Bagaimana sebaiknya guru sastra menyikapi ujian praktek ini? Kompetensi apa yang diharapkan oleh guru dalam ujian praktek ini harus jelas berdasarkan kurikulum yang berlaku. Menurut ketentuan atau petunjuk yang ada, bentuk ujian praktek sastra adalah lisan dan tertulis. Bagaimana bentuk ujian dalam operasionalnya, guru harus merincinya dengan presedur ujian. Operasionalnya dijabarkan lagi oleh guru mengingat keterbatasan waktu dan tenaga penguji. Di samping itu guru tentu memperhatikan pula misi pembelajaran sastra.
Tampaknya wawasan seorang guru mata pelajaran sastra akan sangat mewarnai wujud ujian praktek mata pelajaran sastra ini. Apakah ujian praktik itu sekadar jalan untuk mencari nilai atau dirancang untuk meningkatkan mutu pembelajaran sastra itu sendiri. Guru sastra pasti mengetahui bahwa potensi murid tidak sama dalam menekuni bidang sastra.

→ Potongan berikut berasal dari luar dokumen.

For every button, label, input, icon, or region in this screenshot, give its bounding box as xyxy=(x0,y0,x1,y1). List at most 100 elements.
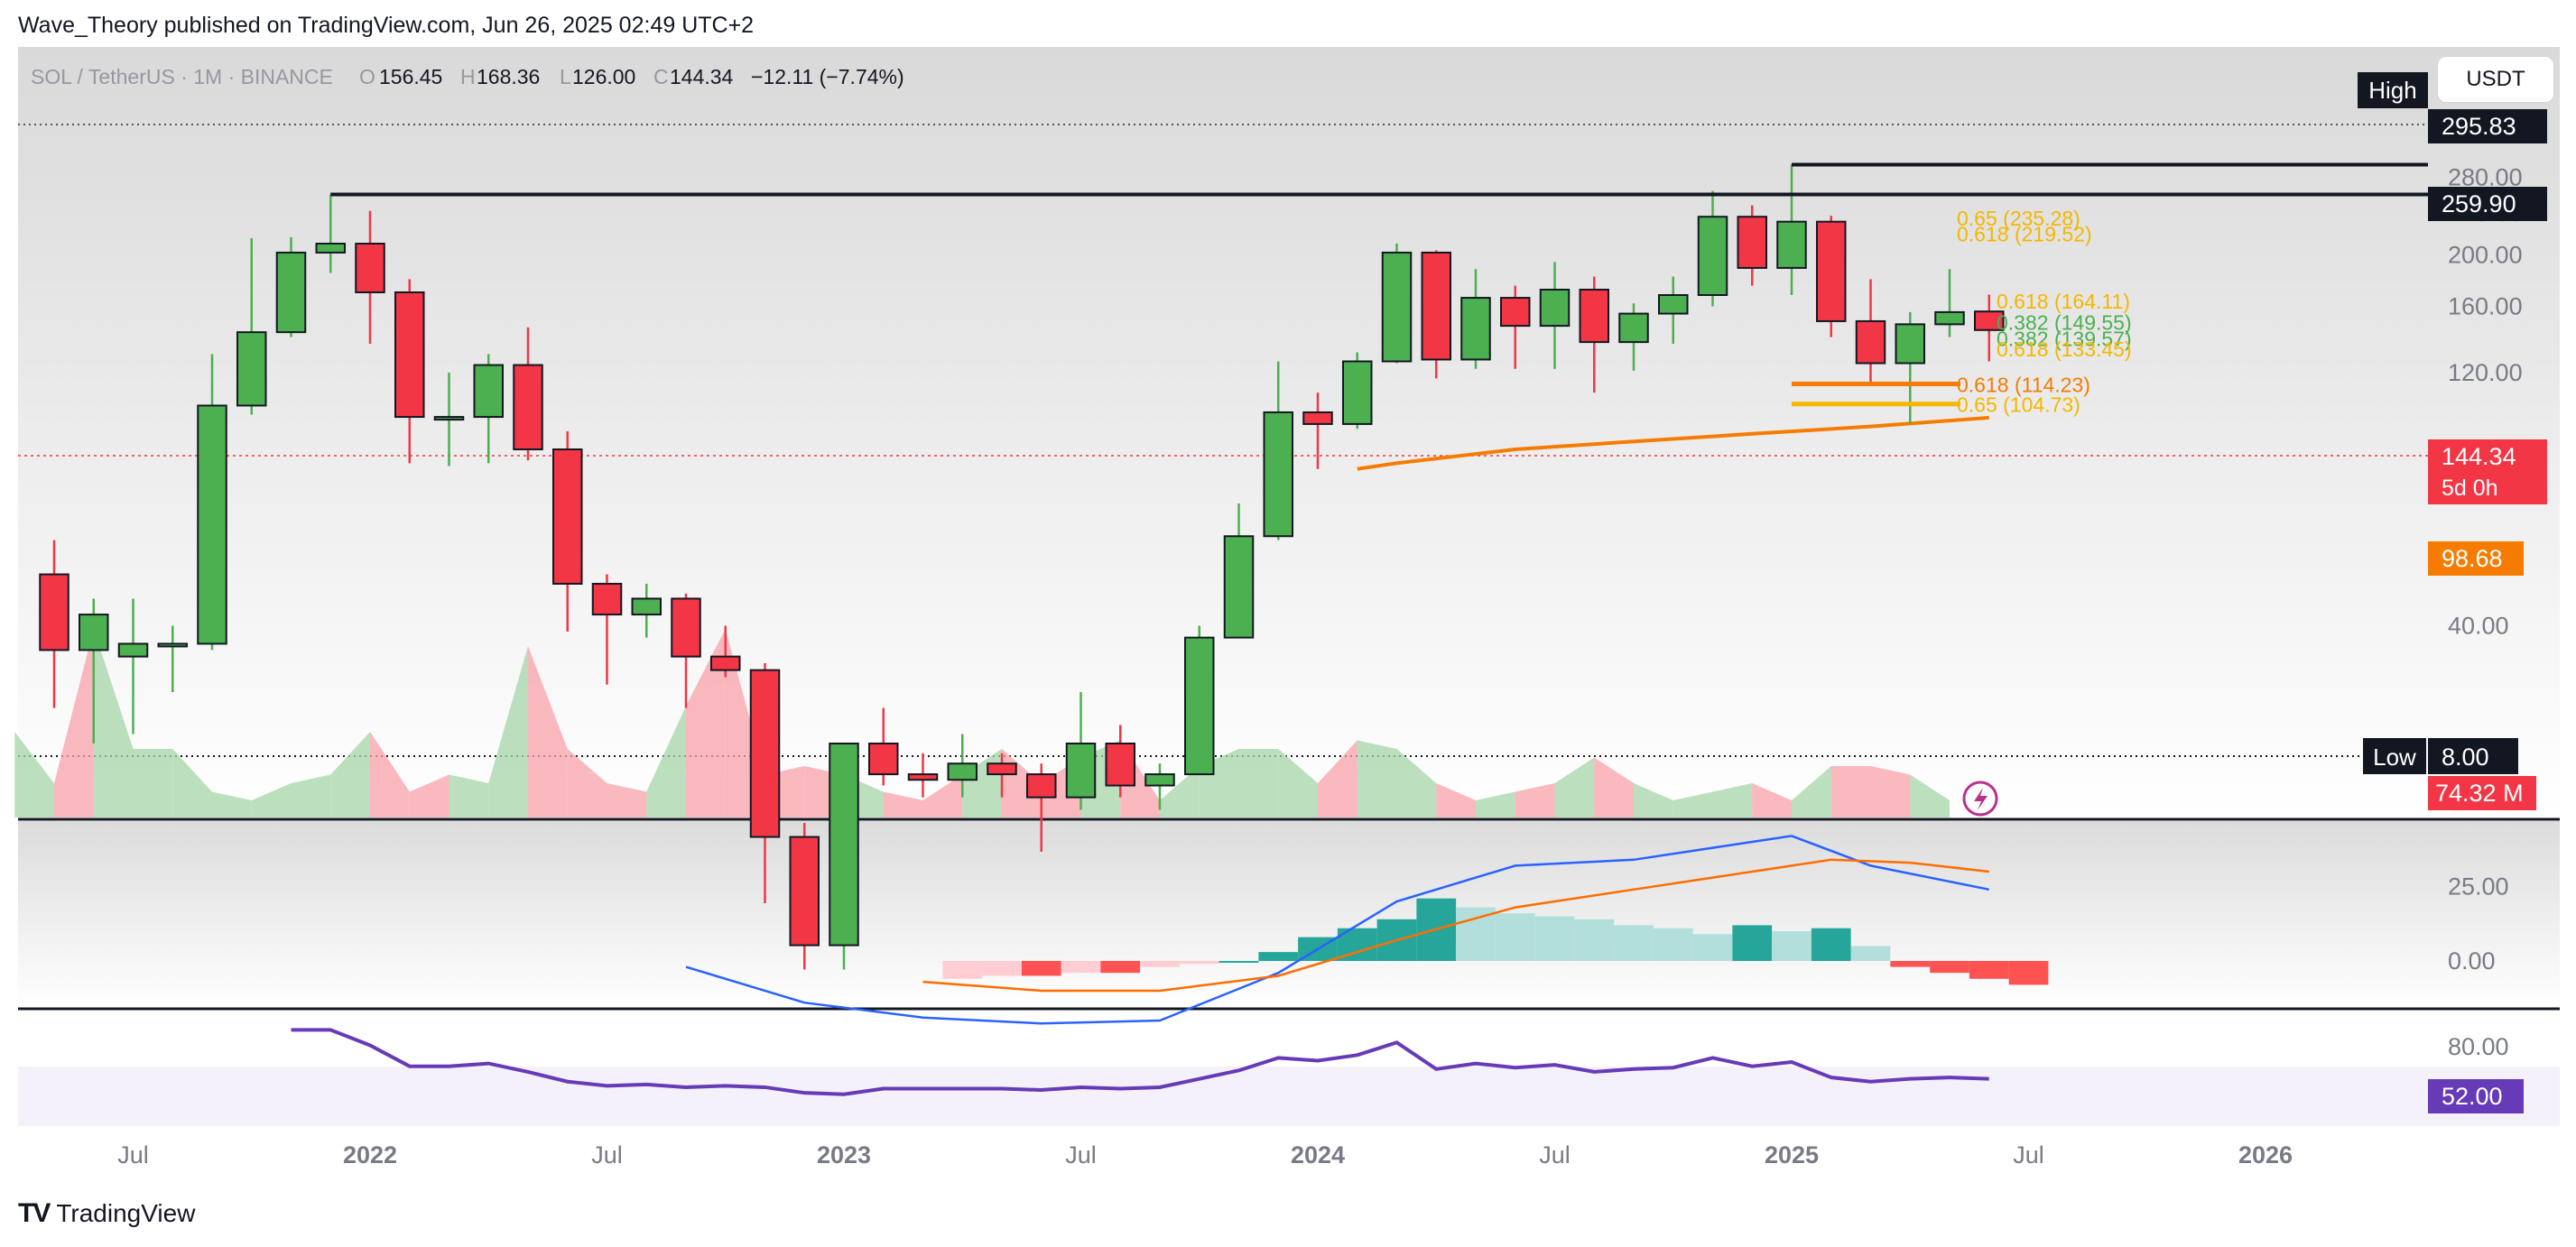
tradingview-logo[interactable]: TV TradingView xyxy=(18,1198,195,1229)
x-axis-tick: Jul xyxy=(1065,1141,1097,1168)
fibonacci-levels: 0.65 (235.28)0.618 (219.52) 0.618 (164.11… xyxy=(1957,207,2132,417)
candle-body xyxy=(433,416,465,421)
lightning-icon[interactable] xyxy=(1962,781,1998,817)
candle-body xyxy=(1263,411,1293,538)
candle-body xyxy=(1500,297,1531,328)
symbol-label: SOL / TetherUS · 1M · BINANCE xyxy=(31,65,333,88)
candle-body xyxy=(1302,411,1333,425)
candle-body xyxy=(1144,773,1175,787)
macd-axis-tick: 0.00 xyxy=(2448,947,2496,975)
ohlc-low: 126.00 xyxy=(572,65,635,88)
fib-label: 0.618 (133.45) xyxy=(1997,337,2132,361)
svg-text:High: High xyxy=(2368,77,2416,104)
axes: 280.00240.00200.00160.00120.0080.0040.00… xyxy=(117,164,2522,1168)
volume-segment xyxy=(1792,766,1831,817)
macd-histogram-bar xyxy=(1574,919,1615,961)
candle-body xyxy=(1658,294,1689,315)
svg-text:Low: Low xyxy=(2373,744,2416,771)
macd-signal-line xyxy=(922,858,1989,993)
candle-body xyxy=(315,243,346,254)
last-price-badge: 144.34 5d 0h xyxy=(2428,439,2547,504)
low-badge: Low 8.00 xyxy=(2363,738,2518,774)
candle-body xyxy=(671,597,701,658)
macd-indicator xyxy=(685,835,2049,1025)
rsi-value-badge: 52.00 xyxy=(2428,1079,2524,1113)
macd-histogram-bar xyxy=(1890,961,1931,967)
volume-segment xyxy=(1830,766,1871,817)
candle-body xyxy=(197,404,227,645)
x-axis-tick: 2026 xyxy=(2238,1141,2293,1168)
candle-body xyxy=(1381,251,1413,363)
candle-body xyxy=(789,836,820,947)
candle-body xyxy=(1895,323,1925,365)
volume-segment xyxy=(922,774,963,817)
candle-body xyxy=(947,762,978,781)
ohlc-low-label: L xyxy=(560,65,571,88)
macd-histogram-bar xyxy=(1100,961,1141,974)
candle-body xyxy=(1184,636,1215,776)
candle-body xyxy=(1697,216,1728,297)
svg-text:144.34: 144.34 xyxy=(2442,443,2516,470)
macd-histogram-bar xyxy=(942,961,983,979)
candle-body xyxy=(1342,360,1373,425)
macd-histogram-bar xyxy=(1061,961,1101,974)
rsi-axis-tick: 80.00 xyxy=(2448,1033,2509,1060)
volume-segment xyxy=(1436,783,1476,817)
high-badge: High xyxy=(2358,72,2428,108)
ohlc-open: 156.45 xyxy=(379,65,442,88)
svg-text:5d 0h: 5d 0h xyxy=(2442,476,2498,501)
candle-body xyxy=(829,742,859,947)
volume-segment xyxy=(883,791,923,817)
volume-segment xyxy=(133,749,173,817)
x-axis-tick: 2023 xyxy=(817,1141,871,1168)
candle-body xyxy=(1105,742,1135,787)
macd-histogram-bar xyxy=(1021,961,1061,976)
candle-body xyxy=(513,364,543,451)
ohlc-high-label: H xyxy=(460,65,476,88)
volume-segment xyxy=(1515,783,1555,817)
volume-segment xyxy=(1357,740,1397,817)
candle-body xyxy=(1934,310,1965,326)
svg-text:98.68: 98.68 xyxy=(2442,545,2503,572)
macd-histogram-bar xyxy=(1456,907,1496,961)
x-axis-tick: 2024 xyxy=(1291,1141,1345,1168)
candle-body xyxy=(117,642,149,658)
candle-body xyxy=(1618,312,1649,344)
candle-body xyxy=(1737,216,1767,269)
currency-selector-button[interactable]: USDT xyxy=(2437,56,2554,103)
macd-histogram-bar xyxy=(1732,925,1773,961)
y-axis-tick: 40.00 xyxy=(2448,613,2509,640)
volume-segment xyxy=(1910,774,1950,817)
candle-body xyxy=(1816,220,1847,322)
ema-series-line xyxy=(1357,415,1989,471)
volume-segment xyxy=(528,646,568,817)
fib-label: 0.65 (235.28) xyxy=(1957,207,2080,230)
candle-body xyxy=(1421,251,1451,361)
volume-segment xyxy=(1278,749,1318,817)
candle-body xyxy=(275,251,307,334)
ohlc-open-label: O xyxy=(359,65,375,88)
volume-segment xyxy=(449,774,489,817)
candle-body xyxy=(394,291,425,419)
candle-body xyxy=(1539,288,1571,328)
candle-body xyxy=(907,773,939,781)
tradingview-logo-icon: TV xyxy=(18,1198,51,1228)
rsi-band xyxy=(18,1067,2560,1126)
horizontal-levels xyxy=(330,162,2428,407)
volume-segment xyxy=(1712,783,1753,817)
svg-text:259.90: 259.90 xyxy=(2442,190,2516,217)
candle-body xyxy=(473,364,504,419)
volume-segment xyxy=(1318,740,1357,817)
volume-segment xyxy=(172,749,212,817)
volume-segment xyxy=(567,749,607,817)
svg-text:74.32 M: 74.32 M xyxy=(2435,780,2524,807)
volume-segment xyxy=(1160,766,1200,817)
candle-body xyxy=(355,243,385,293)
ema-badge: 98.68 xyxy=(2428,541,2524,576)
y-axis-tick: 280.00 xyxy=(2448,164,2523,191)
volume-segment xyxy=(1594,757,1634,817)
candle-body xyxy=(79,614,109,651)
tradingview-logo-text: TradingView xyxy=(56,1199,196,1227)
macd-histogram-bar xyxy=(1811,928,1851,961)
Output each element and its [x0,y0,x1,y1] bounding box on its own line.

Berdasarkan kenyataan di atas, guru perlu mempertimbangkan dari berbagai segi. Guru hendaknya juga membuat pelajaran sastra tidak dibenci oleh anak. Katakanlah semua siswa diberikan ujian praktik yang sama, misalnya: membaca puisi, atau menulis cerita pendek. Jika setiap siswa melaksanakan seperti itu dalam mata pelajaran sastra, tentu akan merugikan pembelajaran sastra. Jangankan siswa, para penekun sastra seperti guru, bahkan seniman sastra pun jarang menguasai semua kompetensi dalam bersastra. Dari ratusan bahkan ribuan penulis karya sastra, sangat jarang penulis novel juga menjadi penulis puisi yang baik. Sangat jarang pula kritikus atau apresiator sastra bisa menjadi penyair atau penulis cerpen yang baik. Mungkin di seluruh
Mata pelajaran sastra memang agak unik. Mata pelajaran sastra berbeda dengan mata pelajaran lain, apalagi kalau dibandingkan dengan mata pelajaran yang menekankan kepada penguasaan keilmuan, seperti: sosiologi, kimia, biologi. Kalau dalam mata pelajaran lain, perbedaan pendapat itu sedapat mungkin ditiadakan, maka dalam pelajaran sastra perbedaan pendapat itu mendapat tempat yang subur khususnya dalam mengapresiasi karya sastra asal disertai dengan alasan yang kuat. Dalam menanggapi atau menghasilkan sebuah karya sastra, kesenjangan guru-murid sedapat mungkin diminimalisasi. Guru-murid memiliki hak yang sama dalam mengapresiasi sebuah karya sastra. Kalau guru sengaja membuat situasi agar pendapatnyalah yang benar, maka dapat dipastikan guru itu kurang memahami apa itu sastra. Tipe guru seperti ini sebaiknya tidak bertugas sebagai guru mata pelajaran sastra.
Mengingat mata pelajaran sastra itu agak unik, maka sebaiknya guru memberi pilihan kepada murid untuk memilih aktivitas bersastra mana yang akan dipilih. Jika seorang murid ingin memilih aktivitas membaca puisi atau bermain drama tentulah harus diberikan kesempatan, apalagi guru tahu anak itu memang punya potensi di bidang baca puisi atau bermain drama. Anak yang lain, jika ada yang memilih menulis cerpen tentulah diberikan kesempatan lebih-lebih si anak itu telah produktif mengahsilkan cerita pendek yang telah dimuat di berbagai media. Demikian pula jika si anak hanya mampu menjadi seorang pengapresiasi atau kritikus sastra, tentulah diberi kesempatann pula.
Kalau model ujian praktik sastra telah memberi kesempatan kepada siswa memilih sesuai dengan kompetensinya, maka kesungguhan anak untuk berativitas dalam bersastra akan semakin terbuka. Mereka tidak mengalami ketakutan untuk menguasai materi ujian secara kuantitas, melainkan akan lebih mengarah kepada kondisi kualitas dalam bersastra. Kalau ternyata ada segelintir anak yang punya kompetensi di berbagai karya sastra disertai bisa menjadi pengapresiasi yang baik adalah suatu nilai lebih baginya dan layak diberikan nilai yang maksimal (nilai sepuluh) untuk praktik sastra.